Kindergarten

Kollegen der Integrierten Kindertagesstätte in Wellen verabschieden Bärbel Warnke in den Ruhestand

Kollegen aus der Integrierten Kindertagesstätte „Kleeblatt“ in Wellen haben Bärbel Warnke in den Ruhestand verabschiedet.

Von Constanze Arendt-Nowak

Wellen - „Eine Legende verlässt das Gelände“ war am Freitagnachmittag in großen Lettern auf dem T-Shirt von Bärbel Warnke zu lesen. Ihre ehemaligen Kollegen aus der Integrierten Kindertagesstätte „Kleeblatt“ hatten sie standesgemäß ausgestattet, als sie sie mit dem geschmückten Traktorgespann von zu Hause abholten. Ebenso standesgemäß sollte anschließend auch die Verabschiedung in den Ruhestand ausfallen.

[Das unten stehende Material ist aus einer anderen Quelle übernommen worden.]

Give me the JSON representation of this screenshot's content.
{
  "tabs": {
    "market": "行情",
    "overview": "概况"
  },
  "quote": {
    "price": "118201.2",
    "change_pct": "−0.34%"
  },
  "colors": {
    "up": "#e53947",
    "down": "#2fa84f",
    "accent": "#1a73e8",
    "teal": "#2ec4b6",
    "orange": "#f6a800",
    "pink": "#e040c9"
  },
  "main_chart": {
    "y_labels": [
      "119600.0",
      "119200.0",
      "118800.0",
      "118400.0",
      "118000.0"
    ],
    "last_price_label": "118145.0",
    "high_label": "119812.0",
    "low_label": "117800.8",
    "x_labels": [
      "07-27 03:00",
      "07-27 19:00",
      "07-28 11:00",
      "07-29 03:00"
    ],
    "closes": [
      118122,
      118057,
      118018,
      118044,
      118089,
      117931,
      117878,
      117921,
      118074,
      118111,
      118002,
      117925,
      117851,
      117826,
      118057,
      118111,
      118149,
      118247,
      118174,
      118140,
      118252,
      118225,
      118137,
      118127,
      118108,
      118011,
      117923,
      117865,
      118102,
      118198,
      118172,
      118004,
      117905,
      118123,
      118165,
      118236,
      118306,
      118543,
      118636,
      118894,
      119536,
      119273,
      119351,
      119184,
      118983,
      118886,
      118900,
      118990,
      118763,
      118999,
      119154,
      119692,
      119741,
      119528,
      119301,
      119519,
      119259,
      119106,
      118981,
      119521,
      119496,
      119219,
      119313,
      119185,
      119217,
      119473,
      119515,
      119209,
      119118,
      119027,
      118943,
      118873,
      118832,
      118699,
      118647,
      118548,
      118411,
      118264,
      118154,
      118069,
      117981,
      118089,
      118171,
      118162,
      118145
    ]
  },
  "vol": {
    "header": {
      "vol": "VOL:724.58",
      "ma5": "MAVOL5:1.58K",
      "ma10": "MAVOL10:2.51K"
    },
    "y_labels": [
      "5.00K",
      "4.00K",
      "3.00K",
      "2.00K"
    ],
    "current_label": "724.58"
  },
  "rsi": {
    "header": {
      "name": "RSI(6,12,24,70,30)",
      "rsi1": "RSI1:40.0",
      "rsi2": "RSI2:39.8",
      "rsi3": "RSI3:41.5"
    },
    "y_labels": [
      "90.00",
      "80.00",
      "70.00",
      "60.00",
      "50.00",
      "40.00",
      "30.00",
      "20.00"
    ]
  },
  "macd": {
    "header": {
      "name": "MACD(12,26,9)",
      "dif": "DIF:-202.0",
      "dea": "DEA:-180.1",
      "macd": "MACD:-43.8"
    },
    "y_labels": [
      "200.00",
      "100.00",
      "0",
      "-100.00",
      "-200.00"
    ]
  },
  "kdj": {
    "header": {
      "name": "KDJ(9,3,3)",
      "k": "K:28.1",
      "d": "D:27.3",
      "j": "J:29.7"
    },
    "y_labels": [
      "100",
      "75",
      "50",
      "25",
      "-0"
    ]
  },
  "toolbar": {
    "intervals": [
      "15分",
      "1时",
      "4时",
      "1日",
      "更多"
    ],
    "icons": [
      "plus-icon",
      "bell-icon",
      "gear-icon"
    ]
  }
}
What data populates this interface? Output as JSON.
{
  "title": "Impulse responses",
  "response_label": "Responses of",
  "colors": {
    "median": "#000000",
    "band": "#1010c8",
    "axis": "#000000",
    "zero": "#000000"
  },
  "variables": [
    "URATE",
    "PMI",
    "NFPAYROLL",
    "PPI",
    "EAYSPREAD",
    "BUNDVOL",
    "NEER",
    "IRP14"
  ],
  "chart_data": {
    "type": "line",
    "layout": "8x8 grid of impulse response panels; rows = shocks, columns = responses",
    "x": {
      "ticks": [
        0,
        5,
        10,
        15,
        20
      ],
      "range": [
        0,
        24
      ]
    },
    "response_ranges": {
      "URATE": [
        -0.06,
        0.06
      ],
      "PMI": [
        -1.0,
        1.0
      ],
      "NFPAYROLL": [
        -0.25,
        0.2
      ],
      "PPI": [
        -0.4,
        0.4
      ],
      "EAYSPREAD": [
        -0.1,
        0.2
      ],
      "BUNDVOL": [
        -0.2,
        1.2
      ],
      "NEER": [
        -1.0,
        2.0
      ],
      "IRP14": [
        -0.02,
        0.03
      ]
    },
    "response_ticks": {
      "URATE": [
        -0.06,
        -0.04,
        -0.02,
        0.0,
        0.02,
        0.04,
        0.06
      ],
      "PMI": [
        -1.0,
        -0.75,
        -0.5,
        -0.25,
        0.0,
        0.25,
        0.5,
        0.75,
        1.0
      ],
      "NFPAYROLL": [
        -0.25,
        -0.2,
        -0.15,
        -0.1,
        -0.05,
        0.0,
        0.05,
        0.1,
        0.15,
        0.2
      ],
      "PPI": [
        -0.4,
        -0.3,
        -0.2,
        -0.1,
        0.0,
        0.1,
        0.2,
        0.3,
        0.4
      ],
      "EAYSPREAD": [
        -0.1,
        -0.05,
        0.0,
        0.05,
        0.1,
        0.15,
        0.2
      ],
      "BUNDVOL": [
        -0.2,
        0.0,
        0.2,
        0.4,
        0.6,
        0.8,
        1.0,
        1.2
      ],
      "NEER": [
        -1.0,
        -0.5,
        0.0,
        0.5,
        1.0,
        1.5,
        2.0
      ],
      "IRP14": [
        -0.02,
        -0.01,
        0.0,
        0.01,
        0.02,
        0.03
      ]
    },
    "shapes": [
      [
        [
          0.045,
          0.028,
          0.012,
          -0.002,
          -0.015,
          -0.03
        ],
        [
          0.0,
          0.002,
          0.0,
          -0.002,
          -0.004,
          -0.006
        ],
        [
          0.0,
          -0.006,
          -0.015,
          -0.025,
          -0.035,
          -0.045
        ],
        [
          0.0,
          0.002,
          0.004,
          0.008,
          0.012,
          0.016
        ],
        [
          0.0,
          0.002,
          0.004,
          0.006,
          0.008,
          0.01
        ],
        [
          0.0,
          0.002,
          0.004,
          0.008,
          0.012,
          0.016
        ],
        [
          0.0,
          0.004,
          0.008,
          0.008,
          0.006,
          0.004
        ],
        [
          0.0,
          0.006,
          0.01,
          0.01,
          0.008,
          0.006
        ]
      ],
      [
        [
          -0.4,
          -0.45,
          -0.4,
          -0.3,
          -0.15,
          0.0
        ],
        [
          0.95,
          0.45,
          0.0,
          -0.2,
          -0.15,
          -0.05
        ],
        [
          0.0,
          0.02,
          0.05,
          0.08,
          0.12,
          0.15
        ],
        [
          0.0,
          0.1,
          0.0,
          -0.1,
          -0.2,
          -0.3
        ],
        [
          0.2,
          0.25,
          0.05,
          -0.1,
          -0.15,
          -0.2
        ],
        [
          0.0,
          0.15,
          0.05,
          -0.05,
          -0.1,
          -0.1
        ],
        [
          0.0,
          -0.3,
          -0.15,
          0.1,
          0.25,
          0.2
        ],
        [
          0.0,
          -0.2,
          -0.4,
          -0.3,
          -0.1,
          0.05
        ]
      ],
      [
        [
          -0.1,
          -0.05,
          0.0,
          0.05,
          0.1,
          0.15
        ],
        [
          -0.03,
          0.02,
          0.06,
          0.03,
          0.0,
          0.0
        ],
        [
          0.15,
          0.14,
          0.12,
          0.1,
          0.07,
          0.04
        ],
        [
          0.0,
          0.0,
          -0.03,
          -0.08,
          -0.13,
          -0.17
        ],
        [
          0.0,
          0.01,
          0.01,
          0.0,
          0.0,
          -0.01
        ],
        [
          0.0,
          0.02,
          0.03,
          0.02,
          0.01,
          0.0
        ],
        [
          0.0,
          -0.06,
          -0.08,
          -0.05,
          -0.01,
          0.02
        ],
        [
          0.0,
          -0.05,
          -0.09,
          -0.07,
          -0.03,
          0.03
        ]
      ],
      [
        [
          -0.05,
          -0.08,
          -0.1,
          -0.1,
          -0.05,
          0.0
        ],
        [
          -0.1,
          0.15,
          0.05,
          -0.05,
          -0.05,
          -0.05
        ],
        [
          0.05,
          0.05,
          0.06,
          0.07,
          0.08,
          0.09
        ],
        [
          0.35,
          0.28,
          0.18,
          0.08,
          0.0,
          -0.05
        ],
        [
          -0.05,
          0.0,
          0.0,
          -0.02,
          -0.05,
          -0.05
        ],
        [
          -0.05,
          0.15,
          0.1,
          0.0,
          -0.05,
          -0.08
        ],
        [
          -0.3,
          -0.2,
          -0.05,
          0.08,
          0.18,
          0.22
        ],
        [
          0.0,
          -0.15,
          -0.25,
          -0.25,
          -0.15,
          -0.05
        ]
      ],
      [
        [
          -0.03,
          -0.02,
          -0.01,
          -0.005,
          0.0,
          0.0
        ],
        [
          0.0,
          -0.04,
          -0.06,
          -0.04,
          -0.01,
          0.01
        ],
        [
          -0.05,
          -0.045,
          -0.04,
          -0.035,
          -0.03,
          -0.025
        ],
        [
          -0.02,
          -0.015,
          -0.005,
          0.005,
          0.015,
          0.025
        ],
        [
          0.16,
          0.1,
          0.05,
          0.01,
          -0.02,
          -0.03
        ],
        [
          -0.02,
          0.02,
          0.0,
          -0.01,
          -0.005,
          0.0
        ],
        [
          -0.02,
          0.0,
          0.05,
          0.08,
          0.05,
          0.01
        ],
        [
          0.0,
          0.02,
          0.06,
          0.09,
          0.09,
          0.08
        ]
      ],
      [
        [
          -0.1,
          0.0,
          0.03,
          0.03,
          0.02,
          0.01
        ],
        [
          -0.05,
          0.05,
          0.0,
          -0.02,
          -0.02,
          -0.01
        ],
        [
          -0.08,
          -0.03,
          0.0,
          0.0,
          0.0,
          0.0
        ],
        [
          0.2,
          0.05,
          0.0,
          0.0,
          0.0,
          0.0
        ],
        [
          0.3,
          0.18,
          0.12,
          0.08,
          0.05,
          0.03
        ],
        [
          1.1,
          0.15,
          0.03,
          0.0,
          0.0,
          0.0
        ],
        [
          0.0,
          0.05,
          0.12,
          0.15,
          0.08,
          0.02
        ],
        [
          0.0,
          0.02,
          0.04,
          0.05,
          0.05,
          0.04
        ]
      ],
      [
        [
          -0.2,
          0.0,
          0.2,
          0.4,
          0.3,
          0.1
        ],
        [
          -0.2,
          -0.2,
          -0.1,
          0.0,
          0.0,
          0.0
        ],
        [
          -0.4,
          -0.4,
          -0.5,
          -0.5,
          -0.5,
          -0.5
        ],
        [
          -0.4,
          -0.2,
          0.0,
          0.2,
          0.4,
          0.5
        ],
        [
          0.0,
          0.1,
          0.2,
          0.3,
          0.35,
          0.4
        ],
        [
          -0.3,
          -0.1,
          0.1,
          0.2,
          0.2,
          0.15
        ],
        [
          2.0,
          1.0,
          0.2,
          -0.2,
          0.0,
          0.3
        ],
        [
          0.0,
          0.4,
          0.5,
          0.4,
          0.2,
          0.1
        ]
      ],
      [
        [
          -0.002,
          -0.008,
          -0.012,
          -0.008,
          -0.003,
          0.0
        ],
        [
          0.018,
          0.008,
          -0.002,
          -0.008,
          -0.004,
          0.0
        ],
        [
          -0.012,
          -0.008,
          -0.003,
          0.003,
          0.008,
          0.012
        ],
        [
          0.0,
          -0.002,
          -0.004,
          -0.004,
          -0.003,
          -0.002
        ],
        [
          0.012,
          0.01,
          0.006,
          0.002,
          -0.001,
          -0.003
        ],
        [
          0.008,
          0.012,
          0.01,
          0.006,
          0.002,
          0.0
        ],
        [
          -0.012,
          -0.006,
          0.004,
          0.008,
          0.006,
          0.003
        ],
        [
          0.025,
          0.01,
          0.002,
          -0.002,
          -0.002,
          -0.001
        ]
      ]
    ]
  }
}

Krankheitsbedingt konnte sich Bärbel Warnke zwar schon länger nicht mehr um die Kinderschar in der Einrichtung kümmern, aber keiner der Kollegen hatte vergessen, wie Bärbel Warnke den Kita-Alltag bereicherte. Die Höhepunkte hatten sie in einem Lied verpackt, das sie gemeinsam zur Begrüßung sangen.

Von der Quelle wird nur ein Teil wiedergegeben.